Opportunities to buy our freshly baked breads and pastries, Non-GMO free-range eggs, and meats.
Access to the farm for recreational use.
Invitations to our farm workshops, events, and seasonal celebrations.
Weekly newsletter with recipes, farm news, and distribution updates.
Our share structure was developed by a group of farm members to best represent the most equitable method for dividing up the costs of production. Since U-Pick is a significant portion of the overall share, those with more adults will be taking more overall produce from the farm compared to a single adult. The total cost of membership is split between two components a share fee and membership fee to account for how much produce is distributed to each share.
1. Share Fee. This allows members to receive a bag full of produce from our distribution area that has been harvested for them. There is a weekly choice of freshly harvested vegetables for Summer CSA members from June-October.
2. Membership Fee. Our membership differentiates Caretaker Farm from a supermarket. The membership fee lets members take advantage of our U-Pick herbs, flowers, and vegetables. It also includes opportunities to buy freshly baked breads and pastries from the farm’s bakery, farm honey, free-range eggs, and meats when available. It permits access to the farm for recreational use any day but Sunday, and the opportunity to participate in educational programs and farm celebrations. Finally, it allows members to know their farmer and the land that grows their produce.
Working Share Membership
If you are interested in volunteering additional hours at the farm in exchange for a discounted share, you might consider becoming a Working Share member. Working Share members coordinate with Don to work for an extra 10 hours on the farm throughout the season, and in return, $50 is deducted from their total share cost.
Caretaker Community Farm Share Fund
Everyone, regardless of their financial situation, should have access to locally grown, high quality produce and the opportunity to know the land that grows their produce. We have priced our shares so that they are below what you would pay in a grocery store or farmer’s market. Every year some farm members have inquired about the possibility of donating money towards a share for a family in need, and there are some families who require assistance to pay for a share. We have therefore created a fund that will allow you to help subsidize a share for another family, or request assistance for your own family (up to 20% of the total fee). We are able to assist according to the money that has been donated to the fund. There are spaces on the written membership form to indicate your donation or your need, and options on the online membership forms to indicate your donation.

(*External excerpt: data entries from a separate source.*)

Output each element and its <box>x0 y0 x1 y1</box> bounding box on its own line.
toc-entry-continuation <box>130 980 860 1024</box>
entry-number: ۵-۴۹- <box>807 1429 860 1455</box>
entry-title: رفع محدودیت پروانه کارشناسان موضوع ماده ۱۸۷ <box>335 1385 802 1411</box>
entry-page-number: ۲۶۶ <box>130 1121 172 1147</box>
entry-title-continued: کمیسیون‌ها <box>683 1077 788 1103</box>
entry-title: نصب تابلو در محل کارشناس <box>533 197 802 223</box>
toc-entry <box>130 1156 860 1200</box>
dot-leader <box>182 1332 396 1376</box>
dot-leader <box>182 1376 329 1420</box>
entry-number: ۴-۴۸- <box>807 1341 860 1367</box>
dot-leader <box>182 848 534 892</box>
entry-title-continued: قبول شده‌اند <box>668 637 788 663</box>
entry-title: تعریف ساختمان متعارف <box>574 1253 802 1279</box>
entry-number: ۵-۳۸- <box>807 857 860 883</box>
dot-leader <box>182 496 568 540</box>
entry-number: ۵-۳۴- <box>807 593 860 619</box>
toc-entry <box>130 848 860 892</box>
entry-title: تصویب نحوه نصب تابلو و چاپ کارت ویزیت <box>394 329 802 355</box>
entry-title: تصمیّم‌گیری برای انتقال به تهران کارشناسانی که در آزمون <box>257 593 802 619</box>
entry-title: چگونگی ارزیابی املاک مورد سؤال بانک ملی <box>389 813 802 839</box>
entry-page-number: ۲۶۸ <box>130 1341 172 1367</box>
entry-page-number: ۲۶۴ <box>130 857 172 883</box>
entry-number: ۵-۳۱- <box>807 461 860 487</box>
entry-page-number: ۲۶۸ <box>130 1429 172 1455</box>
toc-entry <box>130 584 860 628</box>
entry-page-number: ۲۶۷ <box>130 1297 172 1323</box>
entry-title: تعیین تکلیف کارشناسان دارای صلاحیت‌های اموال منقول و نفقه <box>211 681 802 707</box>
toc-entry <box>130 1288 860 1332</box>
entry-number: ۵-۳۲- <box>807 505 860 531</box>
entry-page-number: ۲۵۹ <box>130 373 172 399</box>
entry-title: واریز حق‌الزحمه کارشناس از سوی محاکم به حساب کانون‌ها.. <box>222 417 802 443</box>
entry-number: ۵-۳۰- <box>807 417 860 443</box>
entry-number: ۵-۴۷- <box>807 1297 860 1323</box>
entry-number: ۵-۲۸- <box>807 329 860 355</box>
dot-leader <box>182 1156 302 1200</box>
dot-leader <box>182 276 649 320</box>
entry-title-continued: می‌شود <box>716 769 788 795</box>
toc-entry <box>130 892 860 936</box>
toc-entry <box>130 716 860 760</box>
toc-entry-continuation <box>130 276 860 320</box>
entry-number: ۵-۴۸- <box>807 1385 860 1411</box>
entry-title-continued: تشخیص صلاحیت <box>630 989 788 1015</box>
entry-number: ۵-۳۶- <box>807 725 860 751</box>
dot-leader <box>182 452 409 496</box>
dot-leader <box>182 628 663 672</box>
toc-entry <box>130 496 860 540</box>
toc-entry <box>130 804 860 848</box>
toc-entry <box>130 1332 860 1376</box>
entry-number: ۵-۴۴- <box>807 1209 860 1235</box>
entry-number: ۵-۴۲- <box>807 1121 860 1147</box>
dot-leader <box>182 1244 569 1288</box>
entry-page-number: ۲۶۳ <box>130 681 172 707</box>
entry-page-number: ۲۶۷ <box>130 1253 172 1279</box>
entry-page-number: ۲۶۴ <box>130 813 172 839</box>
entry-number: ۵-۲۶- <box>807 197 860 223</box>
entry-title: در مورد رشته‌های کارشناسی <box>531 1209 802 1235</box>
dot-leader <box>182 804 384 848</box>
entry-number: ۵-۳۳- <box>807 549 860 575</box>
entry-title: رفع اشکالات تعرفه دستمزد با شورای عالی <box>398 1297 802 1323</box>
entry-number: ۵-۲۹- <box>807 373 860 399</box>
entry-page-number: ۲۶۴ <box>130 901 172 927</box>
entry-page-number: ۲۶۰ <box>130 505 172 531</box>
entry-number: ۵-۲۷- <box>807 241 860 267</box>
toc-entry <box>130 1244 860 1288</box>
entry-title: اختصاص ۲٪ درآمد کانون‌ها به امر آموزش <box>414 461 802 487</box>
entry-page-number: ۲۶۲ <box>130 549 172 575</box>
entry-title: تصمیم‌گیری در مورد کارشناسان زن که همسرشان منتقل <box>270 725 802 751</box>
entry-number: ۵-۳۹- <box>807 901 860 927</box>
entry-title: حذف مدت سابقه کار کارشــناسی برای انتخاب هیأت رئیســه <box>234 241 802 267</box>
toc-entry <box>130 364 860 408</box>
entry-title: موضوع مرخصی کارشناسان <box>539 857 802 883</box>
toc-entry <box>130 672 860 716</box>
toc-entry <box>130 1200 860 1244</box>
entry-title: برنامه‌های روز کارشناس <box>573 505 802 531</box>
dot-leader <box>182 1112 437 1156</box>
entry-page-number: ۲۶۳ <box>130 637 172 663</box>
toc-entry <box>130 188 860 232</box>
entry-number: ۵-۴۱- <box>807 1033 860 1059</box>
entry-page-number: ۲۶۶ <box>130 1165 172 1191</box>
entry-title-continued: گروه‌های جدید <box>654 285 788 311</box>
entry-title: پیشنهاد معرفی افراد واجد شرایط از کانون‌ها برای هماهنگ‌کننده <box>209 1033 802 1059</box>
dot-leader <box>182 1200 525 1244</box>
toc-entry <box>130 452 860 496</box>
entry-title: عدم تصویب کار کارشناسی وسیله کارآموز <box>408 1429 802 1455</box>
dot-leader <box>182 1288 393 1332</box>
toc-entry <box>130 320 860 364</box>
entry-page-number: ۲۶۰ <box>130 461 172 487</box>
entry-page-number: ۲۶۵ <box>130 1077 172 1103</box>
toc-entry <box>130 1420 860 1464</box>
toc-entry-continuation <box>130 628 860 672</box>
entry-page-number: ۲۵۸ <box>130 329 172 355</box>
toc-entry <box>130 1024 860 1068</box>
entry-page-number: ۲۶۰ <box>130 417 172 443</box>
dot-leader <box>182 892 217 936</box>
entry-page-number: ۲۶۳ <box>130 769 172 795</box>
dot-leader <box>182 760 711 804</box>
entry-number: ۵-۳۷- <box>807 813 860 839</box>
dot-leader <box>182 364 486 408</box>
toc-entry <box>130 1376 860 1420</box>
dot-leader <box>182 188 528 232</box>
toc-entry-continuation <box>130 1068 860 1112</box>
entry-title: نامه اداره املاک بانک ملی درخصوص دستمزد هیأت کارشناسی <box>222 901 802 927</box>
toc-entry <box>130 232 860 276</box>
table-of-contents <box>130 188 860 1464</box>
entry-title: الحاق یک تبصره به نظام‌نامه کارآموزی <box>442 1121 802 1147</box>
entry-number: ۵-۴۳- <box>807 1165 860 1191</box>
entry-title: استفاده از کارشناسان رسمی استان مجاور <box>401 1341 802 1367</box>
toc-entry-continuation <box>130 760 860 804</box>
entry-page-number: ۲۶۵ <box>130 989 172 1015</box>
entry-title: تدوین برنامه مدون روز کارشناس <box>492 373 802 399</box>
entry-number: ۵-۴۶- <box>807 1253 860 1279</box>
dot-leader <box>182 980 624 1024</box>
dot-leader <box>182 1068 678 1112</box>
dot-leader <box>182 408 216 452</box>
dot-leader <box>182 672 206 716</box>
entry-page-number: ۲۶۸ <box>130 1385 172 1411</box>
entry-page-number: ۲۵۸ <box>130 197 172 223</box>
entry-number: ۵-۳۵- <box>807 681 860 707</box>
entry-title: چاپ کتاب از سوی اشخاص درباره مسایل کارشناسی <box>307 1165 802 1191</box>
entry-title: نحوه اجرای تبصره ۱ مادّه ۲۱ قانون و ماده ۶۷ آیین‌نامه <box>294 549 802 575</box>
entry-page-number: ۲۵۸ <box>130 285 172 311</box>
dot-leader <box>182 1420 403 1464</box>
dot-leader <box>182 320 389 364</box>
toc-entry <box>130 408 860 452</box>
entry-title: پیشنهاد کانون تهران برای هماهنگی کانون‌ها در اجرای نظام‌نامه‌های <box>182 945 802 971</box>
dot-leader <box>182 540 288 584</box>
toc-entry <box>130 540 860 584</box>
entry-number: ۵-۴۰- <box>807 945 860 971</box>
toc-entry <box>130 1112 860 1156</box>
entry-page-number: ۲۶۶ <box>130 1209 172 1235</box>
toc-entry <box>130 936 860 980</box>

June through the end of October. Members collect their vegetables once a week on either Tuesdays or Fridays between 1:00 PM and 6:00 PM; or on Saturdays between 8:00AM and NOON.
HELPING: Every adult member is requested to work two hours per season to help on distribution days, work in the fields, or assist with farm events. If you have challenges with physical labor, we will work together to find another way that you can contribute your work hours (i.e. finding recipes for the newsletters).
May I Share a Share?
Every adult in a household must be a member of the farm regardless of their affection for vegetables or the farm. Likewise, people from two or more households may all join the farm together and take turns picking up the weekly share of food, provided they have all paid the Membership fee. They may alternate pick-up weeks or come together in one car, but the share must be collected at one time and divided off the farm. A membership fee is required of all adults in a household.
Visiting the Farm
We warmly welcome all members to enjoy the farm any day but Sunday. If you are making more than one trip to the farm in a week, we ask that your second trip not be during distribution hours due to limited parking space at the farm.